Во все время, пока глава семьи, их господин и повелитель, ест, жены и дети стоят поодаль за спиною хозяина, ожидая своей порции пищи. А тот, утолив свой голод, встает и швыряет через плечо, как правило, одни только кости женам и детям, с жадностью ожидающим подачки. Случается иногда, что какой-нибудь отцовский любимчик, конечно, мальчик, а уж никак не девочка (в семьях, где много детей, родители, не задумываясь, съедают девочек, но мальчиков не едят никогда), осмелится подойти к отцу во время обеда и получает из рук его небольшой лакомый кусок.

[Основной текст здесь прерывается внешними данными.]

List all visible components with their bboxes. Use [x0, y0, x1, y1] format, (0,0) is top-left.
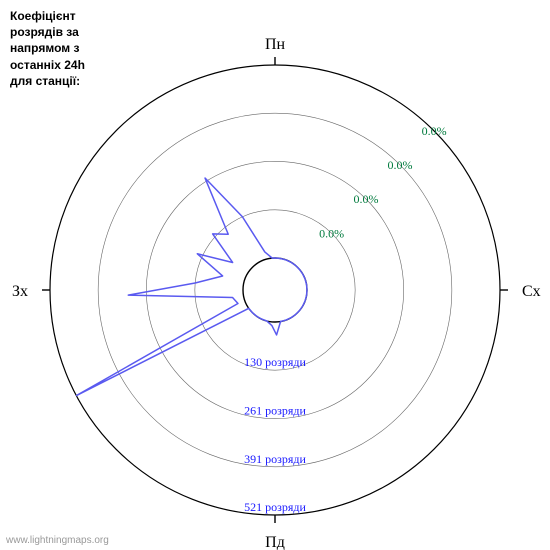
pct-label: 0.0%	[388, 158, 413, 172]
label-west: Зх	[12, 283, 28, 300]
discharge-label: 521 розряди	[244, 500, 306, 514]
footer-link: www.lightningmaps.org	[6, 535, 109, 546]
pct-label: 0.0%	[319, 226, 344, 240]
label-east: Сх	[522, 283, 541, 300]
discharge-label: 261 розряди	[244, 404, 306, 418]
pct-label: 0.0%	[353, 192, 378, 206]
pct-label: 0.0%	[422, 124, 447, 138]
label-south: Пд	[265, 534, 285, 550]
label-north: Пн	[265, 36, 286, 53]
discharge-label: 391 розряди	[244, 452, 306, 466]
chart-title: Коефіцієнт розрядів за напрямом з останн…	[10, 8, 85, 89]
discharge-label: 130 розряди	[244, 355, 306, 369]
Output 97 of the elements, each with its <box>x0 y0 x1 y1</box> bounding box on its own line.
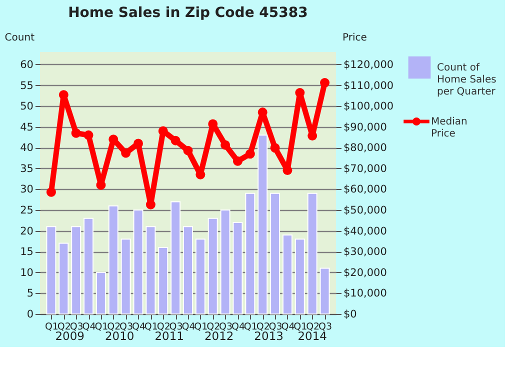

Послеобеденное время отдыха воины, занимающиеся в мирное время охотой, посвящают выделыванию оружия, что является одним из любимейших и важнейших занятий в повседневной жизни каждого мужчины. Он не пожалеет срубить целое дерево, чтобы сделать из него одно древко копья; что же касается их щитов, то художественность и изящество украшающей его резьбы всецело соответствует искусству и способностям его владельца. И чем больше лавров стяжает какой-нибудь воин, тем замысловатее становится резьба на его щите.

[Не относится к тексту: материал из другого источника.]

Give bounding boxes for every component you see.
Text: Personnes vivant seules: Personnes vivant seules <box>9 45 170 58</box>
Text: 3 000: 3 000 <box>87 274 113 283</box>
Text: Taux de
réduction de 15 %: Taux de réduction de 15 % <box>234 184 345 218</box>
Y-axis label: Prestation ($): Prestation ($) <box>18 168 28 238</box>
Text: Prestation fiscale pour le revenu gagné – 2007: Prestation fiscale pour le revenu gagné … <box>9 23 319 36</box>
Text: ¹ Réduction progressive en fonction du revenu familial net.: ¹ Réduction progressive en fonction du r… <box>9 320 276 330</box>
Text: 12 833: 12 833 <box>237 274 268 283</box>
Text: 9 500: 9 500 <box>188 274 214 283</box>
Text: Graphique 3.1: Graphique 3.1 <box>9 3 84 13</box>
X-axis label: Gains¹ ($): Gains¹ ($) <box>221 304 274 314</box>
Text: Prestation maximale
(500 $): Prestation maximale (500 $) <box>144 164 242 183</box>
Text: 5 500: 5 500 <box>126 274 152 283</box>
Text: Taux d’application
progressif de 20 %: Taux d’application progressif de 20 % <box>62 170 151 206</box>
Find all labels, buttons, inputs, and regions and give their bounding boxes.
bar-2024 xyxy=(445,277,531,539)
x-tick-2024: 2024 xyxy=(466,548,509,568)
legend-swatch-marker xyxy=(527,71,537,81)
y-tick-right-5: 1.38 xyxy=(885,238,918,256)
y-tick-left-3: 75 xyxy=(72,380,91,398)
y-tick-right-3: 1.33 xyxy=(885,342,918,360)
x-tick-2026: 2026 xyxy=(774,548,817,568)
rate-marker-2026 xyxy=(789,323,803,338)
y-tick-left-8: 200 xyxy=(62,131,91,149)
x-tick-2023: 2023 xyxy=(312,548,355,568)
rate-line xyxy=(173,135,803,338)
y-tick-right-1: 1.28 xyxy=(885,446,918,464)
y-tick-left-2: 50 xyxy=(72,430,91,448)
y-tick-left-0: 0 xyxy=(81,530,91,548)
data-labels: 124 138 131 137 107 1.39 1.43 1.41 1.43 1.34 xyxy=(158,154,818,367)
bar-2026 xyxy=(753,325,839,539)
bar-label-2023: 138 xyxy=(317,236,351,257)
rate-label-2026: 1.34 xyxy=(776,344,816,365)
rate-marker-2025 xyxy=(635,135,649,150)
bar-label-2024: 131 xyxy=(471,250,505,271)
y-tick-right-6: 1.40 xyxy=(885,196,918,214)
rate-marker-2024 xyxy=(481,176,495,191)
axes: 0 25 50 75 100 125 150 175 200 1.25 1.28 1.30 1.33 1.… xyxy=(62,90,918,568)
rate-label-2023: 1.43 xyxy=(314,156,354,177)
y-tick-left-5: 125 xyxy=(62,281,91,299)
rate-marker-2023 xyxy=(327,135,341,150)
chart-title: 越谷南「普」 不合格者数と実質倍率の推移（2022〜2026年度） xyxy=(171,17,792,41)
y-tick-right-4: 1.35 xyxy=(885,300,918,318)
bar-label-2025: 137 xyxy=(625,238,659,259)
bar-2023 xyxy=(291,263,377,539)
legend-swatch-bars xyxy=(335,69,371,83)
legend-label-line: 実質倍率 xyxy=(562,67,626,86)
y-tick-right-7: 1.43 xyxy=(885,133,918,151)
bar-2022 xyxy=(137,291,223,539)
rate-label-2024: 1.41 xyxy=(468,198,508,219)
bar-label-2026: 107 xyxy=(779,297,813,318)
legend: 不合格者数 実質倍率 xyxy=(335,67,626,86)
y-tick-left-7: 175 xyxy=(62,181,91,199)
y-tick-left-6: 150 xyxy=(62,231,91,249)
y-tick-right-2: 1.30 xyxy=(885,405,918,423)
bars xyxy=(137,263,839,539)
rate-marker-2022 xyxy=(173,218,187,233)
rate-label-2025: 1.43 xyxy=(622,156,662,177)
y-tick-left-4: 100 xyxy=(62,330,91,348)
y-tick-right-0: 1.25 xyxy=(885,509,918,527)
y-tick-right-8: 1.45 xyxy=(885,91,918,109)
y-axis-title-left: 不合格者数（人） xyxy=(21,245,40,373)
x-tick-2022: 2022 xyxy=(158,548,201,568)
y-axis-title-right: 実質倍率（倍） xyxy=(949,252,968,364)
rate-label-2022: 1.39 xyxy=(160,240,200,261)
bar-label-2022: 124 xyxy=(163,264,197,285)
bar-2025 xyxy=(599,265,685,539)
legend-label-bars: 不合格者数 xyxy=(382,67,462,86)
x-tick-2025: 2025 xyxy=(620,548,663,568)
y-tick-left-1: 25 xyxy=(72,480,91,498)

Говоря о различных особенностях взглядов, нравов и обычаев моих чернокожих друзей, я не могу не упомянуть об их удивительной способности распознавать следы: они могут безошибочно сказать вам, кому принадлежит данный след, одному ли из их единоплеменников или же чернокожему другого дружественного или враждебного им племени.
Надо сказать, что каждое племя владеет особой территорией, на которой кочует, как и сколько ему угодно. Границы каждой отдельной территории строго обозначены рядом больших деревьев, цепью холмов или гор, грядою скал или чем-либо тому подобным. Эти природные характерные черты данной местности в большинстве случаев сообщают свое название владеющему этой территорией племени. За грань своих владений ни один чернокожий никогда не переступает, кроме случаев дружественного посещения соседей или же в военное время, совершая нашествие. Браконьерство наказуется смертной казнью, и даже женщина, будучи застигнута за добычей пищи на чужой земле, тотчас же делается пленницей того племени, на чьей земле она была поймана за этим занятием.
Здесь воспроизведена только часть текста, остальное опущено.